Para poder llevarlo a un albergue, me urgía preguntar antes por el alcohol. Me dijo que algunas noches pensaba y pensaba en su vida de antes y no podía dormir. La cerveza le ayudaba.
Los de Arrels no lo encontraron en el portal de Entença donde se acurrucaba algunas noches. Se perdieron las semanas y los intentos. Viajé por vacaciones y, tras regresar, charlé con él por última vez. Se había rapado la cabeza, estaba muy delgado —tan distinto al de la foto de su visado británico—, y había empezado a colaborar en un huerto urbano en la Avenida de Roma. “Quiero llenar de huertos toda Barcelona”, me dijo. Por primera vez sentí que su lucidez flaqueaba.
Una sola vez, quebrándose, me habló del grupo Talibán que le había pedido su propiedad para montar un centro de entrenamiento. Él se negó diciendo que su jihad era respetar la vida, que dura poco, como una flor. Algo de lo que prefiere no hablar sucedió con los Talibán, su esposa y sus hijos. El ejército de Pakistán, al que él considera el mejor del mundo, le ayudó a salir. Una niña suya tenía la edad de la mía.
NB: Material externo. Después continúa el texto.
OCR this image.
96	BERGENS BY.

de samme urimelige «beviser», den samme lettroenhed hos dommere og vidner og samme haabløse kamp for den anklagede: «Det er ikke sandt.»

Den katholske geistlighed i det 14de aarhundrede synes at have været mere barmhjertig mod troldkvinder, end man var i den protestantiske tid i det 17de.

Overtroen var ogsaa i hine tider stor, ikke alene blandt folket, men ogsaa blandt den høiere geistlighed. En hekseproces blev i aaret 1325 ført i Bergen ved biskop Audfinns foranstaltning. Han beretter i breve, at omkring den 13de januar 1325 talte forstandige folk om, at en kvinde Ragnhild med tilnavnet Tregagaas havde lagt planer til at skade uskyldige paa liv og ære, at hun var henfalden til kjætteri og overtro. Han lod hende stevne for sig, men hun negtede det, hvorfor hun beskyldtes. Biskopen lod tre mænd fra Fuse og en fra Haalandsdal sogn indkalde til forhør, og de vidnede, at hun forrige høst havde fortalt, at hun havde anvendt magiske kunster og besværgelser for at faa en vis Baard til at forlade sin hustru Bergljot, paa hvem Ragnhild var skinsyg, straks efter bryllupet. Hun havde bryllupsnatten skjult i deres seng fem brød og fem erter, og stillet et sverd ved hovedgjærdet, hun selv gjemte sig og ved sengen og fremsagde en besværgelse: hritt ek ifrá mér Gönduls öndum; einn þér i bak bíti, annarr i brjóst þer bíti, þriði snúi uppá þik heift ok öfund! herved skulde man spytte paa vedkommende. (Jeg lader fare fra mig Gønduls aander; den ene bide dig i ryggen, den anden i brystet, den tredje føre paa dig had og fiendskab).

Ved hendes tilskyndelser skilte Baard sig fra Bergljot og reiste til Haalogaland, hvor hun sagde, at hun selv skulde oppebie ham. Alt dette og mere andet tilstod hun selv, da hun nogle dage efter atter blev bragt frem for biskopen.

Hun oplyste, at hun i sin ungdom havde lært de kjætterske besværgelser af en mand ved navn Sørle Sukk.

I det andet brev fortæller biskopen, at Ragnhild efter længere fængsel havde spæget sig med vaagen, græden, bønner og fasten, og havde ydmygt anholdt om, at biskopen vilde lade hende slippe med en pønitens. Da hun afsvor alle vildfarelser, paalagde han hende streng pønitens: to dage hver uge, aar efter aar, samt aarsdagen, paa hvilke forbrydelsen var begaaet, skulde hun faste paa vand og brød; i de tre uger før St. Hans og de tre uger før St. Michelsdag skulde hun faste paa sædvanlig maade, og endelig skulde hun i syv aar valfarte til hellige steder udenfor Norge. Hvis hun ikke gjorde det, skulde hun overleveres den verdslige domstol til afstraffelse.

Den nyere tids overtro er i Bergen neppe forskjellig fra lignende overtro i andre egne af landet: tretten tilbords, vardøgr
Tiempo después de ese último encuentro, en otoño, su teléfono dejó de recibir mensajes. Hace unos días confirmé que su nombre sí consta entre los donantes de una fundación pakistaní hasta 2016. He ido a buscarlo en sus calles, sin suerte. La cosa, que no pintaba bien, iba a terminar aquí.
Sin embargo, hoy —no miento—, acabo de recibir este mensaje de uno de los voluntarios del huerto urbano: “Soy Xavi de Germanetes (Jardins Emma). Las noticias son buenas. En octubre/noviembre Mehrban consiguió un piso con el tema de la petición de asilo”. Le han ayudado los de esa oficina de Zona Franca.
¿Cómo será su nuevo lugar? ¿Cómo habrán sido estos meses? Ya se lo preguntaré; Xavi me ha compartido el nuevo número de Mehrban. Hace unas semanas, ya casi sin esperanza, compré unos saquitos de té que prometen “sabor paquistaní”. Uno de estos días podríamos reunirnos los tres para probarlo y ponernos a charlar.